I am using Monolog with HTML email formatter to send some alerts.
monolog:
# ....
symfony_mailer:
type: symfony_mailer
from_email: "%admin_email%"
to_email: "%admin_email%"
subject: "A problem occurred"
level: info
content_type: text/html
formatter: monolog.formatter.html
I want sending email with a specific email account defined as transport "monolog"

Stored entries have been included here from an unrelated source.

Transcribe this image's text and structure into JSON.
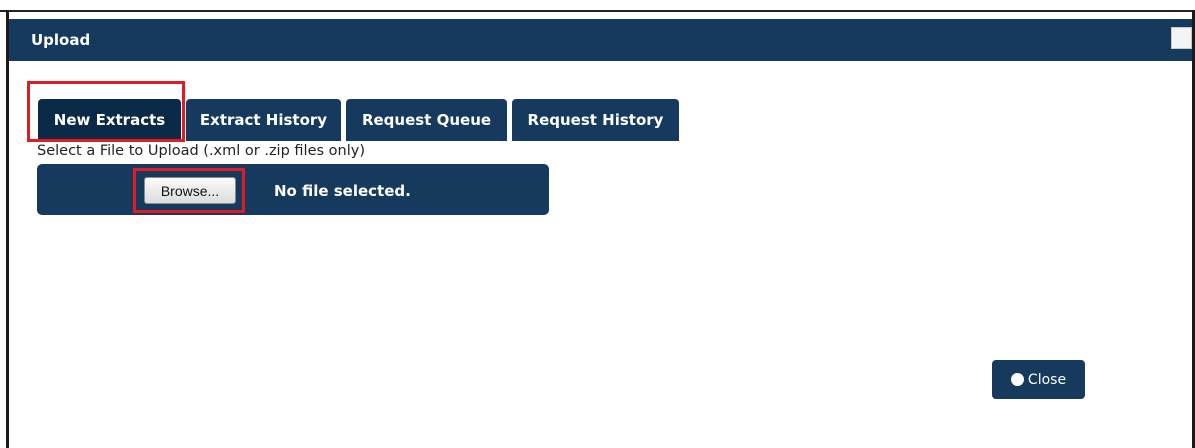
{
  "dialog": {
    "title": "Upload"
  },
  "tabs": [
    {
      "label": "New Extracts",
      "active": true
    },
    {
      "label": "Extract History",
      "active": false
    },
    {
      "label": "Request Queue",
      "active": false
    },
    {
      "label": "Request History",
      "active": false
    }
  ],
  "upload": {
    "label": "Select a File to Upload (.xml or .zip files only)",
    "browse_label": "Browse...",
    "file_status": "No file selected."
  },
  "footer": {
    "close_label": "Close"
  },
  "colors": {
    "primary": "#153a5e",
    "active_tab": "#0b2a47",
    "highlight": "#e01b24"
  }
}
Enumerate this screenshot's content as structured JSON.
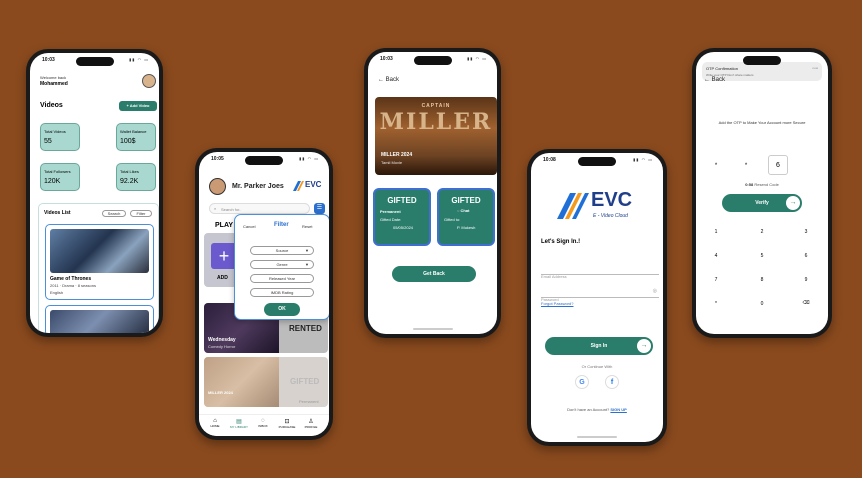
{
  "phone1": {
    "time": "10:03",
    "welcome": "Welcome back",
    "user": "Mohammed",
    "title": "Videos",
    "add_video": "+ Add Video",
    "stats": [
      {
        "label": "Total Videos",
        "value": "55"
      },
      {
        "label": "Wallet Balance",
        "value": "100$"
      },
      {
        "label": "Total Followers",
        "value": "120K"
      },
      {
        "label": "Total Likes",
        "value": "92.2K"
      }
    ],
    "videos_list": "Videos List",
    "search": "Search",
    "filter": "Filter",
    "video1": {
      "title": "Game of Thrones",
      "meta": "2011 · Drama · 8 seasons",
      "lang": "English"
    }
  },
  "phone2": {
    "time": "10:05",
    "name": "Mr. Parker Joes",
    "brand": "EVC",
    "search_placeholder": "Search for..",
    "section": "PLAY",
    "add_label": "ADD",
    "filter_cancel": "Cancel",
    "filter_title": "Filter",
    "filter_reset": "Reset",
    "filter_options": [
      "Source",
      "Genre",
      "Released Year",
      "IMDB Rating"
    ],
    "ok": "OK",
    "rented": "RENTED",
    "movie1": "Wednesday",
    "movie1_sub": "Comedy Horror",
    "gifted": "GIFTED",
    "permanent": "Permanent",
    "movie2": "MILLER 2024",
    "nav": [
      "HOME",
      "MY LIBRARY",
      "INBOX",
      "PURCHASE",
      "PROFILE"
    ]
  },
  "phone3": {
    "time": "10:03",
    "back": "Back",
    "poster_top": "CAPTAIN",
    "poster_big": "MILLER",
    "poster_title": "MILLER 2024",
    "poster_sub": "Tamil Movie",
    "card1": {
      "title": "GIFTED",
      "type": "Permanent",
      "label": "Gifted Date:",
      "value": "05/05/2024"
    },
    "card2": {
      "title": "GIFTED",
      "chat": "Chat",
      "label": "Gifted to:",
      "value": "P. Mukesh"
    },
    "get_back": "Get Back"
  },
  "phone4": {
    "time": "10:08",
    "brand": "EVC",
    "brand_sub": "E - Video Cloud",
    "heading": "Let's Sign In.!",
    "email_placeholder": "Email Address",
    "password_placeholder": "Password",
    "forgot": "Forgot Password?",
    "sign_in": "Sign In",
    "or_continue": "Or Continue With",
    "no_account": "Don't have an Account?",
    "sign_up": "SIGN UP"
  },
  "phone5": {
    "notif_title": "OTP Confirmation",
    "notif_body": "Write your OTP Don't share matters",
    "notif_time": "now",
    "back": "Back",
    "instruction": "Add the OTP to Make Your Account more Secure",
    "otp": [
      "*",
      "*",
      "6",
      ""
    ],
    "timer": "0:58",
    "resend": "Resend Code",
    "verify": "Verify",
    "keys": [
      "1",
      "2",
      "3",
      "4",
      "5",
      "6",
      "7",
      "8",
      "9",
      "*",
      "0",
      "⌫"
    ]
  }
}
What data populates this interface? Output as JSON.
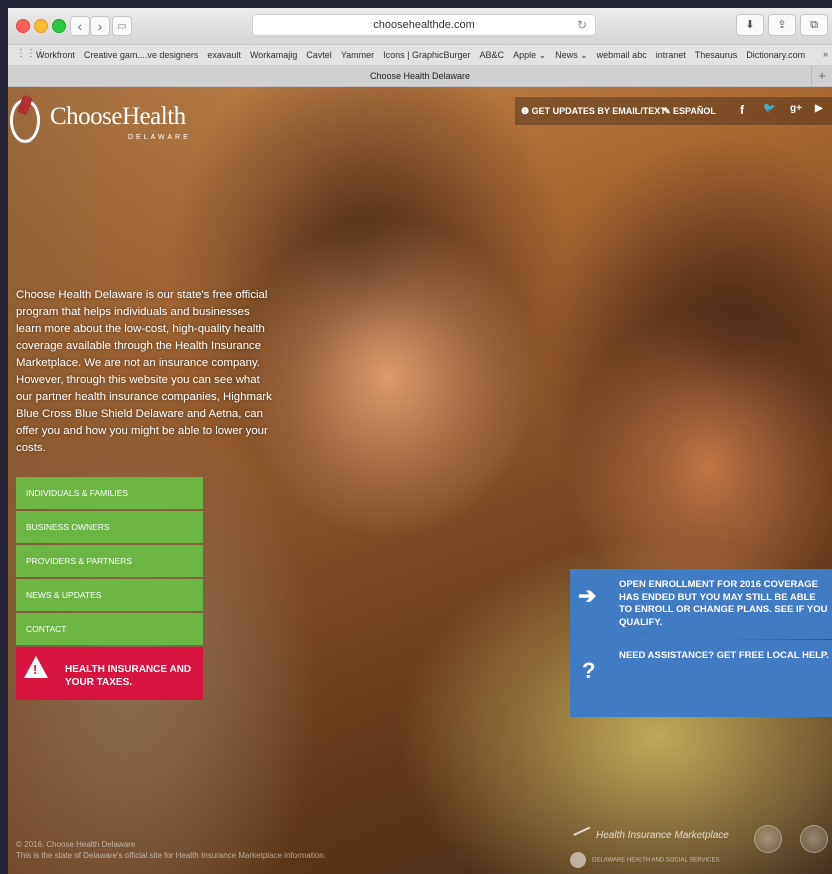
{
  "browser": {
    "url": "choosehealthde.com",
    "reload_icon": "↻",
    "tab_title": "Choose Health Delaware",
    "bookmarks": [
      "Workfront",
      "Creative gam....ve designers",
      "exavault",
      "Workamajig",
      "Cavtel",
      "Yammer",
      "Icons | GraphicBurger",
      "AB&C",
      "Apple ⌄",
      "News ⌄",
      "webmail abc",
      "intranet",
      "Thesaurus",
      "Dictionary.com"
    ],
    "more": "»"
  },
  "site": {
    "logo_name": "ChooseHealth",
    "logo_state": "DELAWARE",
    "topnav": {
      "updates": "❶ GET UPDATES BY EMAIL/TEXT",
      "espanol": "✎ ESPAÑOL",
      "social": [
        "f",
        "🐦",
        "g+",
        "▶"
      ]
    },
    "intro": "Choose Health Delaware is our state's free official program that helps individuals and businesses learn more about the low-cost, high-quality health coverage available through the Health Insurance Marketplace. We are not an insurance company. However, through this website you can see what our partner health insurance companies, Highmark Blue Cross Blue Shield Delaware and Aetna, can offer you and how you might be able to lower your costs.",
    "menu": [
      "INDIVIDUALS & FAMILIES",
      "BUSINESS OWNERS",
      "PROVIDERS & PARTNERS",
      "NEWS & UPDATES",
      "CONTACT"
    ],
    "tax_button": "HEALTH INSURANCE AND YOUR TAXES.",
    "cta1": "OPEN ENROLLMENT FOR 2016 COVERAGE HAS ENDED BUT YOU MAY STILL BE ABLE TO ENROLL OR CHANGE PLANS. SEE IF YOU QUALIFY.",
    "cta2": "NEED ASSISTANCE? GET FREE LOCAL HELP.",
    "footer_line1": "© 2016. Choose Health Delaware",
    "footer_line2": "This is the state of Delaware's official site for Health Insurance Marketplace information.",
    "marketplace_logo": "Health Insurance Marketplace",
    "dhss_logo": "DELAWARE HEALTH AND SOCIAL SERVICES"
  },
  "colors": {
    "menu_green": "#6cb744",
    "tax_red": "#d7143f",
    "cta_blue": "#3f7cc4"
  }
}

# config/packages/mailer.yaml
framework:
mailer:
transports:
main: '%env(MAILER_DSN)%'
monolog: '%env(MAILER_DSN_IMPORTANT)%'
For that, I can specify a service to use in the monolog config like mailer: 'monolog_mailer_transport'
but I am not able to define the service to use the "monolog" transport.
service:
# ....
# NOT WORKING : HOW TO DEFINE THE SERVICE TO USE THE TRANSPORT 'MONOLOG' ?
monolog_mailer_transport:
class: Symfony\Component\Mailer\Transport\TransportInterface
factory: ['@mailer.transports', 'get']
arguments: ['monolog']
Unfortunately, at the moment, there's no out-of-the-box way to use a alternative transport for sending emails with logs. However, you can "hack" the system to achieve this. Here's how you can do it:
First, define the transport service:
monolog_transport:
class: Symfony\Component\Mailer\Transport\TransportInterface
factory: 'Symfony\Component\Mailer\Transport::fromDsn'
arguments:
- 'sendmail://default' // replace it to your ENV var
Then, define the mailer service:
monolog_mailer:
class: Symfony\Component\Mailer\Mailer
arguments:
$transport: '@monolog_transport'
$bus: null
Important: We set $bus to null. If you don't do this, the email will be sent asynchronously, and you may lose the transport information, causing the wrong transport to be used. This is a bug, and there's a corresponding GitHub issue: https://github.com/symfony/symfony/issues/57871
Configure Monolog to use the custom mailer:
mail:
type: symfony_mailer
level: error # Set the desired log level
formatter: monolog.formatter.html # Or any other format you need
to_email: 'to@example.com' # Replace with your email address
from_email: 'no-reply@example.com' # Sender's email
subject: 'Symfony Application Error Logs'
mailer: monolog_mailer // changed
If disabling asynchronicity is not an option (and just a more clean way):
In this case, you will need to create a custom service for Monolog that interacts with the mailer inside the service. This will allow you to manage the transport behavior directly from Monolog without the asynchronicity issue.
Or you can try to change mailer to something else, like SwiftMailer, maybe it doesn't have this kind of bug.